Fortunately, the shell has a small utility called strings, which can read a binary and print to stdout the parts of the binary that can be interpreted as printable ASCII/UTF-8 text. We can also translate the program’s bytes to hexadecimal using hexdump -c or even read the actual assembly instructions using objdump -d.

Can we create a fake ELF executable?

But right now I’m more interested in another question: what if I create a fake ELF file by adding by hand the ELF magic number, will it become a ELF executable? Remember that the search_binary_handler reads the ELF magic numbers to check if the file is an ELF file. Well, let’s try it.

# create file with ELF "header"
frnsh@debian:~$ printf '\x7fELF' > fake_elf
frnsh@debian:~$ file fake_elf
fake_elf: ELF

Interesting. This confirms that file actually only reads the header and outputs a summary of what’s there. readelf checks deeper into the structure to see what it can extract from the file:

frnsh@debian:~$ readelf -a fake_elf
readelf: Error: fake_elf: Failed to read file's magic number

If we echo a magic number to fake_elf, we get the subsequent error (now it finds the magic number, but not the file header).

frnsh@debian:~$ echo -e '\x7fELF\x02\x01\x01\x00\x00\x00\x00\x00\x00\x00\x00\x00\x02\x00\x3e\x00' > fake_elf
frnsh@debian:~$ readelf -a fake_elf
readelf: Error: fake_elf: Failed to read file header

Now comes the fun part: will the kernel actually try to execute our fake ELF? Let’s make it executable and see what happens:

frnsh@debian:~$ ./fake_elf
-bash: ./fake_elf: cannot execute binary file: Exec format error

Perfect! This is exactly what I expected. The file command was fooled by our magic number, but the kernel is much more thorough. When we try to execute it, the kernel’s loader does deeper validation and realizes our file is garbage.

We can see this happening with strace:

frnsh@debian:~$ strace -e execve ./fake_elf
execve("./fake_elf", ["./fake_elf"], 0xffffd3072180 /* 22 vars */) = -1 ENOEXEC (Exec format error)
strace: exec: Exec format error

The ENOEXEC error tells us the kernel tried to execute our file but gave up when it realized the format was invalid. This shows an important distinction: having the correct magic number makes a file identifiable as an ELF format, but creating a functional executable requires much more - proper headers, sections, program segments, and valid machine code.
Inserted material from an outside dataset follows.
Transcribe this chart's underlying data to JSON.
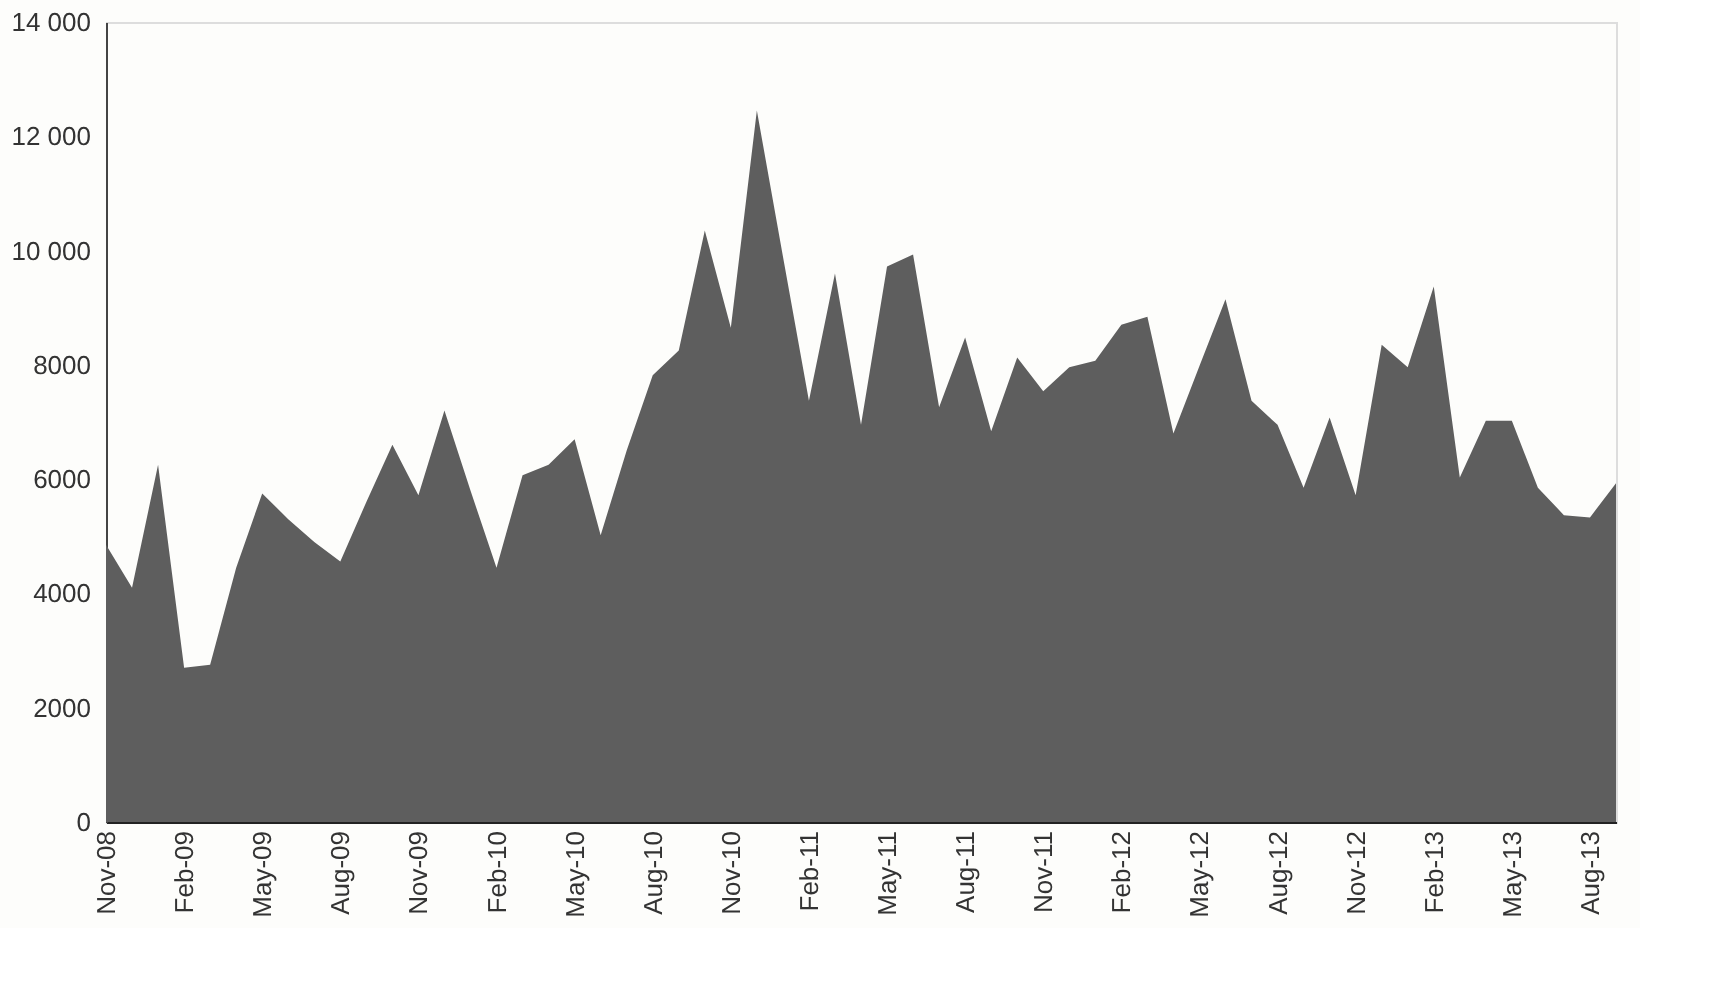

Conceptually, we could create a legitimate ELF executable by hand, but it would require writing assembly code and carefully constructing all the required ELF structures. The kernel doesn’t mess around when it comes to execution.

Now I get you, Remzi

A program isn’t just “bytes on disk”, it’s structured data with very specific formats and protocols. It’s an agreement with the kernel. The kernel also has multiple layers of validation, and it’s surprisingly picky about what it will and won’t execute. The difference between file being fooled by our fake ELF and the kernel rejecting it shows just how thorough these checks are.

I also learned that the boundary between “program” and “data” is blurrier than I thought. A Python script is just text data until the kernel sees that shebang and decides to feed it to an interpreter. A binary is just bytes until the ELF loader validates its structure and maps it into memory.